L’altro super ospite è John Travolta, stasera evidentemente solo in veste di ballerino, con il quale Amadeus rievoca alcuni passi che sono diventati di culto per diverse generazioni. Amadeus da vero fan chiede al figlio, giù in platea, una foto ricordo da pubblicare sui social. A questo punto scherza evitando di citare quali social, ovvio riferimento alla multa confermata dal Tar alla Rai, per il caso di pubblicità occulta a Instagram lo scorso anno. Tutto questo di fronte a un ignaro Travolta che non credo possa cogliere il senso della battuta.
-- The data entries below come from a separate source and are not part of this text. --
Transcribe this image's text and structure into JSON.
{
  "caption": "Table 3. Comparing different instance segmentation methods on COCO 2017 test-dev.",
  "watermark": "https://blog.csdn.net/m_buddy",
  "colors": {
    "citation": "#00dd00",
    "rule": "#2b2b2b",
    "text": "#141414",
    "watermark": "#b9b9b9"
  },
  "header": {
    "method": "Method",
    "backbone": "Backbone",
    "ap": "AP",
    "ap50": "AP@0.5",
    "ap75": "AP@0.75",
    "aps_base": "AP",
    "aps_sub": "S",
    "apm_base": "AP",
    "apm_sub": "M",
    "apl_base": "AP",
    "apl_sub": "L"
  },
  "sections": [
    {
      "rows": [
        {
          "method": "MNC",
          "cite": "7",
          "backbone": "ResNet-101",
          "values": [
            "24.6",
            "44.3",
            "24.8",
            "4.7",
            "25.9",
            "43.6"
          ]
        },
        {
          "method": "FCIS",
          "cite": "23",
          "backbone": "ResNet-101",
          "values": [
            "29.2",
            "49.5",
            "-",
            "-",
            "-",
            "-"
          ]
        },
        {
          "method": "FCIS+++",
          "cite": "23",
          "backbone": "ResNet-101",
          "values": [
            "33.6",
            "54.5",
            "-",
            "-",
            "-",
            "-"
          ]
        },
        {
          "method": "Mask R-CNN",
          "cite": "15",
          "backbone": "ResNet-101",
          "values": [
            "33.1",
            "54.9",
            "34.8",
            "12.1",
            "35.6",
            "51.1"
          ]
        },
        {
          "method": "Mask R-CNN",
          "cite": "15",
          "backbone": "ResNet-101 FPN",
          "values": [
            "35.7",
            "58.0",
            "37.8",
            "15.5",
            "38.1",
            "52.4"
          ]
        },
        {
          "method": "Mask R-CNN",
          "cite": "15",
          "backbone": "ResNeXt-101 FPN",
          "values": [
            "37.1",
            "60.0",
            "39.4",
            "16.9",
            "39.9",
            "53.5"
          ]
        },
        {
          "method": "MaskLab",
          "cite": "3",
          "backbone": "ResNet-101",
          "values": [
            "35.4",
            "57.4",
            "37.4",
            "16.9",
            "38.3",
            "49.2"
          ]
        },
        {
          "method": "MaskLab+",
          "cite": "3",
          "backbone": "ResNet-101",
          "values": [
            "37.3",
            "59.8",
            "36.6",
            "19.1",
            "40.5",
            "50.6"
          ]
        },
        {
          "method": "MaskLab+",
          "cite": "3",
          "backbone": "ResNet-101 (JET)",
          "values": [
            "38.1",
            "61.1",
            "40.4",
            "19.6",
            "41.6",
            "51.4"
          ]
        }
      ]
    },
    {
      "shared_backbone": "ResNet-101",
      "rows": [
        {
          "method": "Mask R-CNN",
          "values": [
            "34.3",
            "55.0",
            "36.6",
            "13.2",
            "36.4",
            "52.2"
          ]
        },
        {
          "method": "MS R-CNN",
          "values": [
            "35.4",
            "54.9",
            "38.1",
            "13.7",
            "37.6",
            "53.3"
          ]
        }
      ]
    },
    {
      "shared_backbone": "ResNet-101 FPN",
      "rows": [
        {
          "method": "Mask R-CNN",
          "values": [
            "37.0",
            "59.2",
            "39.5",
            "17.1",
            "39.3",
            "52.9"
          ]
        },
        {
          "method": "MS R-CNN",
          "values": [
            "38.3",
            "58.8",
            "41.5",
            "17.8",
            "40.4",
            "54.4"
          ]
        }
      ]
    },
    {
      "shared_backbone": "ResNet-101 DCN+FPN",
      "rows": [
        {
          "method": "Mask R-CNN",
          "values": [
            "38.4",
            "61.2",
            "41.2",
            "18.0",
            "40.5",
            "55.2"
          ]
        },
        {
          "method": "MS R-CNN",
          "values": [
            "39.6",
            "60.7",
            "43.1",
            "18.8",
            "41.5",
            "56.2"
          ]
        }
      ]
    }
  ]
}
Poi, condotto fuori dall’Ariston, gli si chiede di eseguire con Fiorello e Amadeus Il ballo del qua qua, con tanto di corpo di ballo in costume da papera giallo. Per fortuna Travolta, che pure educatamente, e forse non senza un certo imbarazzo, si presta alla trovata, ha un guizzo, in un estremo tentativo di ritrovata dignità, rifiutando di calarsi in testa (bofonchiando che non gli entra o qualcosa del genere) il becco arancio, indossato invece dai compari Amadeus e Fiorello.
Concludo con un accenno ai palchi fuori dal teatro. Vanno benissimo, un giusto intrattenimento per tutti coloro che non possono essere all’Ariston. Però, una domanda: a cosa serve riascoltare ora Made in Italy in tv? Niente di personale, anzi, è un brano allegro che canticchio ogni volta che lo ascolto, però ho come l’impressione che si debba a tutti i costi includere tutto per non scontentare nessuno. Un bel minestrone. E questo purtroppo vale anche per il grandissimo Bob Sinclair, ospite sulla nave, che si è esibito in uno stringato quanto inutile medley dei suoi successi, contornato da belle ragazze in abitini sexy.